Uncertainty Quantification in hybrid approaches for the prediction of broadband fan noise Seminar
- Time:
- 16:00
- Date:
- 20 November 2012
- Venue:
- Building 13 room 3017
For more information regarding this seminar, please email Natasha Webb at N.Webb@soton.ac.uk .
Event details
ISVR Engineering Research Seminar
In order to reduce the production costs associated to aeroacoustic model testing, industries are increasingly using numerical simulations. However, the estimation of the confidence level of such simulations is still a difficult task, especially if the equipment is to be certified over a wide operating range. Uncertainty quantification (UQ) permits propagating the effect of uncertainties associated to a physical or computational model, towards variations of the predicted performance. Due to growing computational resources, UQ methods can nowadays be applied in the field of Computational Fluid Dynamics, and it has recently tackled the field of computational aeroacoustics.

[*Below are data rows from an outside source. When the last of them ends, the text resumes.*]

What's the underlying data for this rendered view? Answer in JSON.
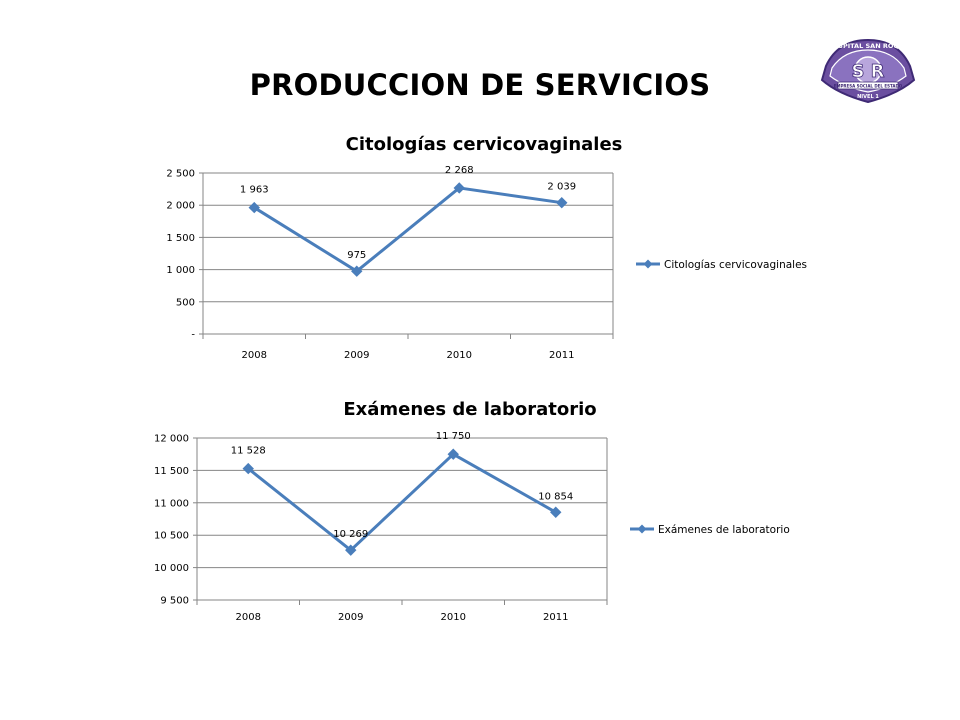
{
  "page": {
    "title": "PRODUCCION DE SERVICIOS",
    "logo": {
      "top_text": "HOSPITAL SAN ROQUE",
      "monogram": "S R",
      "ribbon_text": "EMPRESA SOCIAL DEL ESTADO",
      "bottom_text": "NIVEL 1",
      "colors": {
        "badge": "#6b4fa0",
        "outline": "#3f2a75",
        "light": "#b8a6dc"
      }
    }
  },
  "chart_data": [
    {
      "type": "line",
      "title": "Citologías cervicovaginales",
      "categories": [
        "2008",
        "2009",
        "2010",
        "2011"
      ],
      "series": [
        {
          "name": "Citologías cervicovaginales",
          "values": [
            1963,
            975,
            2268,
            2039
          ],
          "color": "#4a7ebb"
        }
      ],
      "data_labels": [
        "1 963",
        "975",
        "2 268",
        "2 039"
      ],
      "yticks": [
        0,
        500,
        1000,
        1500,
        2000,
        2500
      ],
      "ytick_labels": [
        "-",
        "500",
        "1 000",
        "1 500",
        "2 000",
        "2 500"
      ],
      "ylim": [
        0,
        2500
      ],
      "grid": true,
      "legend": "right",
      "xlabel": "",
      "ylabel": ""
    },
    {
      "type": "line",
      "title": "Exámenes de laboratorio",
      "categories": [
        "2008",
        "2009",
        "2010",
        "2011"
      ],
      "series": [
        {
          "name": "Exámenes de laboratorio",
          "values": [
            11528,
            10269,
            11750,
            10854
          ],
          "color": "#4a7ebb"
        }
      ],
      "data_labels": [
        "11 528",
        "10 269",
        "11 750",
        "10 854"
      ],
      "yticks": [
        9500,
        10000,
        10500,
        11000,
        11500,
        12000
      ],
      "ytick_labels": [
        "9 500",
        "10 000",
        "10 500",
        "11 000",
        "11 500",
        "12 000"
      ],
      "ylim": [
        9500,
        12000
      ],
      "grid": true,
      "legend": "right",
      "xlabel": "",
      "ylabel": ""
    }
  ]
}
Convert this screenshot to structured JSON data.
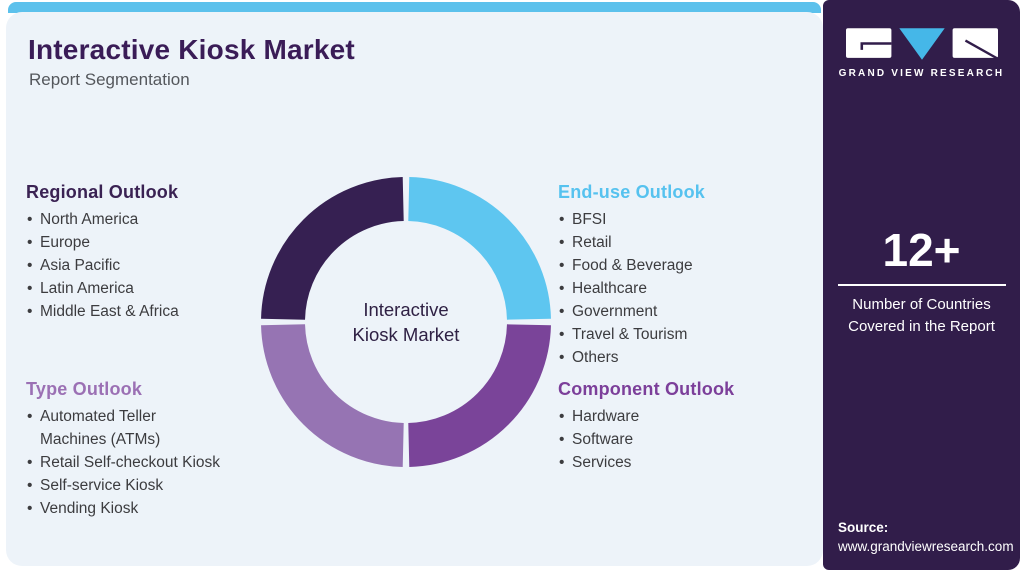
{
  "page": {
    "title": "Interactive Kiosk Market",
    "subtitle": "Report Segmentation"
  },
  "colors": {
    "top_bar_blue": "#5cc1ec",
    "card_background": "#edf3f9",
    "sidebar_background": "#311d4a",
    "title_purple": "#3a1c57",
    "subtitle_gray": "#54575c",
    "body_text": "#3c3c3f",
    "logo_v_blue": "#45b7e8"
  },
  "sections": [
    {
      "id": "regional",
      "heading": "Regional Outlook",
      "color": "#3a2253",
      "items": [
        "North America",
        "Europe",
        "Asia Pacific",
        "Latin America",
        "Middle East & Africa"
      ]
    },
    {
      "id": "type",
      "heading": "Type Outlook",
      "color": "#9b70b4",
      "items": [
        "Automated Teller Machines (ATMs)",
        "Retail Self-checkout Kiosk",
        "Self-service Kiosk",
        "Vending Kiosk"
      ]
    },
    {
      "id": "enduse",
      "heading": "End-use Outlook",
      "color": "#56c2ef",
      "items": [
        "BFSI",
        "Retail",
        "Food & Beverage",
        "Healthcare",
        "Government",
        "Travel & Tourism",
        "Others"
      ]
    },
    {
      "id": "component",
      "heading": "Component Outlook",
      "color": "#7c3f9a",
      "items": [
        "Hardware",
        "Software",
        "Services"
      ]
    }
  ],
  "donut": {
    "center_label_line1": "Interactive",
    "center_label_line2": "Kiosk Market",
    "center_label_color": "#2f2144",
    "segments": [
      {
        "id": "enduse",
        "name": "End-use Outlook",
        "color": "#5ec6f0"
      },
      {
        "id": "component",
        "name": "Component Outlook",
        "color": "#7a4499"
      },
      {
        "id": "type",
        "name": "Type Outlook",
        "color": "#9674b3"
      },
      {
        "id": "regional",
        "name": "Regional Outlook",
        "color": "#362052"
      }
    ]
  },
  "sidebar": {
    "logo_text": "GRAND VIEW RESEARCH",
    "stat_value": "12+",
    "stat_label_line1": "Number of Countries",
    "stat_label_line2": "Covered in the Report",
    "source_label": "Source:",
    "source_url": "www.grandviewresearch.com"
  }
}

In this talk, UQ will be applied to the prediction of the noise emitted by static and rotating blades, relevant to low-speed cooling fans used in automotive industry. The sound generation mechanism considered here involves the scattering of vortical perturbations convected past the trailing edge of a controlled diffusion airfoil. Scale-resolved unsteady flow modelling as as well as statistical approaches will be discussed, in the framework of aeroacoustic analogies such as Curle's analogy and Amiet's linearized airfoil theory.
We will consider in particular the influence of uncertain inputs on the flow solution for different flow modelling approaches (RANS or LES), on different wall-pressure spectrum reconstruction methods from steady RANS computations, and on the noise propagation.
Speaker information
Dr Schram , von Karman Institute for Fluid Dynamics. He gained his PhD from the Université Libre de Bruxelles (Belgium) and the Technische Universiteit Eindhoven in Aeroacoustics. He is a regular lecturer at the von Karman Institute for Fluid Dynamics.